Actress Observing High Holy Days Fired from 'Fiddler on Roof' Cast - Jewish Telegraphic Agency (original) (raw)
A Jewish actress who has been playing a key role in “Fiddler on the Roof, ” has been dismissed from the award-winning musical after absenting herself on Rosh Hashana and Yom Kippur, it was learned today. The actress is Ann Marisse, in private life the wife of Rabbi Herbert Freed. She is also the daughter of an Orthodox rabbi.
Mrs. Freed charged in a letter to Harold Prince, producer of the play, that company manager Carl Fisher had explained her dismissal with the statement: “You stayed out of the show for the holidays, and we didn’t want you to, ” She said she had informed Mr. Fisher of her intention to observe Yom Kippur “in ample time” to make the necessary adjustments, a reference to the need to provide for an understudy. Mrs. Freed had been playing the role of Tzeitel, Tevye’s eldest daughter, for two years.

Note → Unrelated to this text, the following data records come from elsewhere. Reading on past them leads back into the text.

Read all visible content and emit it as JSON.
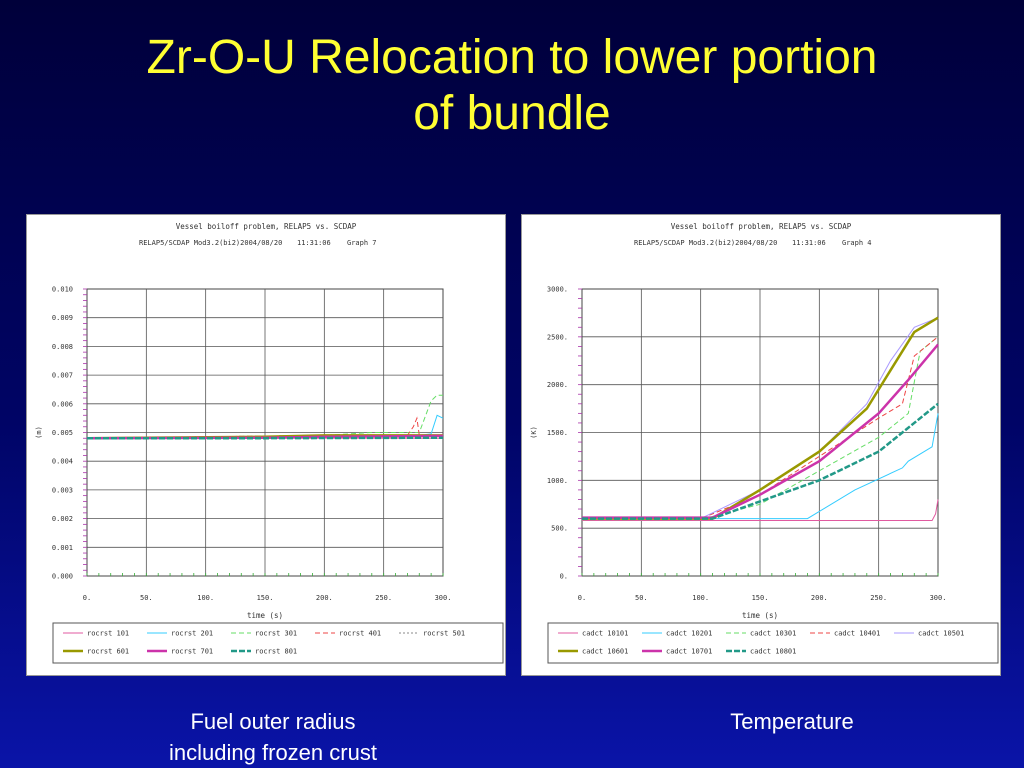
{
  "slide": {
    "title_line1": "Zr-O-U Relocation to lower portion",
    "title_line2": "of bundle",
    "caption_left_line1": "Fuel outer radius",
    "caption_left_line2": "including frozen crust",
    "caption_right": "Temperature"
  },
  "chart_data": [
    {
      "type": "line",
      "title": "Vessel boiloff problem, RELAP5 vs. SCDAP",
      "subtitle_left": "RELAP5/SCDAP Mod3.2(bi2)2004/08/20",
      "subtitle_time": "11:31:06",
      "subtitle_graph": "Graph   7",
      "xlabel": "time (s)",
      "ylabel": "(m)",
      "xlim": [
        0,
        300
      ],
      "ylim": [
        0,
        0.01
      ],
      "grid": true,
      "legend_placement": "bottom",
      "x_ticks": [
        "0.",
        "50.",
        "100.",
        "150.",
        "200.",
        "250.",
        "300."
      ],
      "y_ticks": [
        "0.000",
        "0.001",
        "0.002",
        "0.003",
        "0.004",
        "0.005",
        "0.006",
        "0.007",
        "0.008",
        "0.009",
        "0.010"
      ],
      "series": [
        {
          "name": "rocrst 101",
          "color": "#e05aa0",
          "width": 1,
          "x": [
            0,
            100,
            200,
            300
          ],
          "y": [
            0.0048,
            0.0048,
            0.0048,
            0.0048
          ]
        },
        {
          "name": "rocrst 201",
          "color": "#33ccff",
          "width": 1,
          "x": [
            0,
            200,
            260,
            280,
            290,
            295,
            300
          ],
          "y": [
            0.0048,
            0.00485,
            0.0049,
            0.0049,
            0.00495,
            0.0056,
            0.0055
          ]
        },
        {
          "name": "rocrst 301",
          "color": "#66dd66",
          "width": 1,
          "dash": "5,3",
          "x": [
            0,
            200,
            240,
            280,
            290,
            295,
            300
          ],
          "y": [
            0.0048,
            0.0049,
            0.005,
            0.005,
            0.0061,
            0.0063,
            0.0063
          ]
        },
        {
          "name": "rocrst 401",
          "color": "#ee4444",
          "width": 1,
          "dash": "5,3",
          "x": [
            0,
            200,
            270,
            275,
            278,
            280,
            300
          ],
          "y": [
            0.0048,
            0.0049,
            0.0049,
            0.0052,
            0.0055,
            0.0049,
            0.0049
          ]
        },
        {
          "name": "rocrst 501",
          "color": "#888888",
          "width": 1,
          "dash": "2,2",
          "x": [
            0,
            200,
            300
          ],
          "y": [
            0.0048,
            0.0049,
            0.0049
          ]
        },
        {
          "name": "rocrst 601",
          "color": "#999900",
          "width": 2.5,
          "x": [
            0,
            150,
            200,
            300
          ],
          "y": [
            0.0048,
            0.00485,
            0.0049,
            0.0049
          ]
        },
        {
          "name": "rocrst 701",
          "color": "#cc33aa",
          "width": 2.5,
          "x": [
            0,
            150,
            200,
            300
          ],
          "y": [
            0.0048,
            0.00482,
            0.00485,
            0.00488
          ]
        },
        {
          "name": "rocrst 801",
          "color": "#229988",
          "width": 2.5,
          "dash": "6,2",
          "x": [
            0,
            150,
            300
          ],
          "y": [
            0.0048,
            0.0048,
            0.00482
          ]
        }
      ]
    },
    {
      "type": "line",
      "title": "Vessel boiloff problem, RELAP5 vs. SCDAP",
      "subtitle_left": "RELAP5/SCDAP Mod3.2(bi2)2004/08/20",
      "subtitle_time": "11:31:06",
      "subtitle_graph": "Graph   4",
      "xlabel": "time (s)",
      "ylabel": "(K)",
      "xlim": [
        0,
        300
      ],
      "ylim": [
        0,
        3000
      ],
      "grid": true,
      "legend_placement": "bottom",
      "x_ticks": [
        "0.",
        "50.",
        "100.",
        "150.",
        "200.",
        "250.",
        "300."
      ],
      "y_ticks": [
        "0.",
        "500.",
        "1000.",
        "1500.",
        "2000.",
        "2500.",
        "3000."
      ],
      "series": [
        {
          "name": "cadct 10101",
          "color": "#e05aa0",
          "width": 1,
          "x": [
            0,
            100,
            200,
            295,
            298,
            300
          ],
          "y": [
            580,
            580,
            580,
            580,
            650,
            800
          ]
        },
        {
          "name": "cadct 10201",
          "color": "#33ccff",
          "width": 1,
          "x": [
            0,
            150,
            190,
            230,
            270,
            275,
            295,
            300
          ],
          "y": [
            600,
            600,
            600,
            900,
            1130,
            1200,
            1350,
            1700
          ]
        },
        {
          "name": "cadct 10301",
          "color": "#66dd66",
          "width": 1,
          "dash": "5,3",
          "x": [
            0,
            100,
            150,
            200,
            250,
            275,
            285,
            300
          ],
          "y": [
            590,
            590,
            750,
            1100,
            1450,
            1700,
            2350,
            2500
          ]
        },
        {
          "name": "cadct 10401",
          "color": "#ee4444",
          "width": 1,
          "dash": "5,3",
          "x": [
            0,
            100,
            150,
            200,
            250,
            270,
            280,
            300
          ],
          "y": [
            600,
            600,
            850,
            1250,
            1650,
            1800,
            2300,
            2500
          ]
        },
        {
          "name": "cadct 10501",
          "color": "#aa99ff",
          "width": 1,
          "x": [
            0,
            100,
            150,
            200,
            240,
            260,
            280,
            300
          ],
          "y": [
            600,
            600,
            900,
            1300,
            1800,
            2250,
            2600,
            2700
          ]
        },
        {
          "name": "cadct 10601",
          "color": "#999900",
          "width": 2.5,
          "x": [
            0,
            110,
            150,
            200,
            240,
            260,
            280,
            300
          ],
          "y": [
            600,
            600,
            900,
            1300,
            1750,
            2150,
            2550,
            2700
          ]
        },
        {
          "name": "cadct 10701",
          "color": "#cc33aa",
          "width": 2.5,
          "x": [
            0,
            110,
            150,
            200,
            250,
            275,
            300
          ],
          "y": [
            610,
            610,
            850,
            1200,
            1700,
            2050,
            2420
          ]
        },
        {
          "name": "cadct 10801",
          "color": "#229988",
          "width": 2.5,
          "dash": "6,2",
          "x": [
            0,
            110,
            150,
            200,
            250,
            300
          ],
          "y": [
            600,
            600,
            780,
            1000,
            1300,
            1800
          ]
        }
      ]
    }
  ]
}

Mrs. Freed also asserted in her letter that she had informed Ed Baylies, the stage manager after her Rosh Hashana absence, that she absented herself “only after alerting my understudy, so that the show would not suffer. I made it clear to Ed Baylies that, being the daughter of an Orthodox rabbi and the wife of an ordained rabbi, my religious convictions dictated to me that I observe the Holy Days and absent myself from the show.”
Mr. Prince replied in a statement that Mrs. Freed “did not ask for permission to take Rosh Hashana off. Instead she telephoned in that she was sick. I happened to be in the theater that night, called her back and discovered she was out for the night. Such behavior is highly unprofessional.”
However, Mrs. Freed said the reason she had not been home on the eve of Rosh Hashana, when Mr. Prince called, was that she was attending synagogue services in Queens, and that she did not return to her apartment in Manhattan after services because she does not travel on Jewish holidays.
Mr. Prince added that “we have been in the habit of letting people observe all manner of high holy days.” This was a reference to a practice of allowing personnel in the play to be absent on either Rosh Hashana or Yom Kippur but not both. Mr. Fisher said that Herschel Bernardi, the current star of the musical as Teyve, was off on Yom Kippur, but that he performed on Rosh Hashana.